EOS GmbH Electro Optical Systems aus Krailling zählt bereits zum siebten Mal zu den Top-Innovatoren. Dieses Jahr beeindruckte das Unternehmen der Größenklasse C (mehr als 200 Mitarbeiter) besonders in der Kategorie Innovationsklima. Der 3D-Drucker-Hersteller habe sich im Bereich der Innovation einen Start-up-Spirit erhalten. So gibt es Im Jahresverlauf Innovation-Jams und Barcamps auf Bereichsebene, zudem unternehmensweite „Pitch Days“. Hier können sich Mitarbeiter oder Teams um ein Geld- und Zeitbudget für ihre neuen Projekte bewerben. Die Jury besteht dabei aus Vertretern aller Bereiche, die zu bewertenden Innovationsthemen kommen aus allen internationalen Standorten. Neben der Produktentwicklung betreibt EOS gemeinsam mit Partnern aus dem akademischen und industriellen Umfeld Forschungsprojekte. In diesen circa 25 Projekten kooperiert EOS mit etwa 165 Partnern.

Das Auswahlverfahren

Alle Unternehmen, die in dieser 30. Runde des Innovationswettbewerbs das TOP 100-Siegel bekommen haben, hatten zuvor ein wissenschaftliches Auswahlverfahren unter Leitung des Innovationsforschers Prof.
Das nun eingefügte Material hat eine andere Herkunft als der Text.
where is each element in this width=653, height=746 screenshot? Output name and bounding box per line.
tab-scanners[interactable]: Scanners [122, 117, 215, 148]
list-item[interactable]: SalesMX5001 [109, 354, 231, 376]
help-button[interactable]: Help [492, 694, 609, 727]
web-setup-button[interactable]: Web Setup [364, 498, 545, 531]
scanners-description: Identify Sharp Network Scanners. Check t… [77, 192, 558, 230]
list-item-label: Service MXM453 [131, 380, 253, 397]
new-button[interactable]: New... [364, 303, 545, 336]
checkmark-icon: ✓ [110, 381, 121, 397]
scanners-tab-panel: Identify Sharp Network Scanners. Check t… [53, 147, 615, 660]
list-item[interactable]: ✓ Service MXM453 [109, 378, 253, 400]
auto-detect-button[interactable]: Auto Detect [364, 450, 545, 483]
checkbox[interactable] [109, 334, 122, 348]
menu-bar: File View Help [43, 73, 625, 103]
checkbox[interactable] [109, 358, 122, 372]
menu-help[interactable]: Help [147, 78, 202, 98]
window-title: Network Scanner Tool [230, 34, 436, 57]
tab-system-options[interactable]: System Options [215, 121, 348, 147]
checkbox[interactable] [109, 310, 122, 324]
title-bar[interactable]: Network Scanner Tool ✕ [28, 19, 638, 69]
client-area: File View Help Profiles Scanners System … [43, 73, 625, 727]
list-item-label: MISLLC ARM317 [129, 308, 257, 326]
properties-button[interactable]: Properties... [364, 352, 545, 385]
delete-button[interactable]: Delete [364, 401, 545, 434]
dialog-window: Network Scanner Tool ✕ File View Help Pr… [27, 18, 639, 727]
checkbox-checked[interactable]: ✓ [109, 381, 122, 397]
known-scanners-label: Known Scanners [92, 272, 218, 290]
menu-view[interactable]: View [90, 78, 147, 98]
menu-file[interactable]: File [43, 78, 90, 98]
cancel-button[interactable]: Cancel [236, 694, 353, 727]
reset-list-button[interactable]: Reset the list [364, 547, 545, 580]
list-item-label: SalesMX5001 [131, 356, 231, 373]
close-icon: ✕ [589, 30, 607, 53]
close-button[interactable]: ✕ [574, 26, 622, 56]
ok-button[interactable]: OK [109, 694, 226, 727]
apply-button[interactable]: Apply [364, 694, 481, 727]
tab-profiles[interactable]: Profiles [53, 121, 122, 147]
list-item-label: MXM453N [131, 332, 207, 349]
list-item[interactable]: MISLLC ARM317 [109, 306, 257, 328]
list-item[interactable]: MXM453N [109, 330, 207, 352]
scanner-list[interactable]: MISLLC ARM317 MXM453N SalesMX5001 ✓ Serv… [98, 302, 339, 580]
Dr. Nikolaus Franke durchlaufen. Er und sein Team hatten das Innovationsmanagement und den Innovationserfolg der Bewerber anhand von mehr als 100 Kriterien in fünf Kategorien überprüft. Zentral bei dieser Analyse sei, ob ein Unternehmen die Innovationsarbeit planvoll angeht und zum Beispiel entsprechende innovationsfreundliche Strukturen und Rahmenbedingungen im eigenen Haus etabliert. Wichtig war auch, ob eine Innovation am Markt Erfolg hat. Damit alle Teilnehmer dieselben Chancen haben, wird das TOP 100-Siegel in drei Größenklassen vergeben, die sich nach der Anzahl der Beschäftigten richten: bis 50 Mitarbeiter, 51 bis 200 Mitarbeiter und schließlich mehr als 200 Mitarbeiter. Die besten drei Top-Innovatoren in jeder der drei Größenklassen kamen in die Auswahlrunde durch die TOP 100-Jury.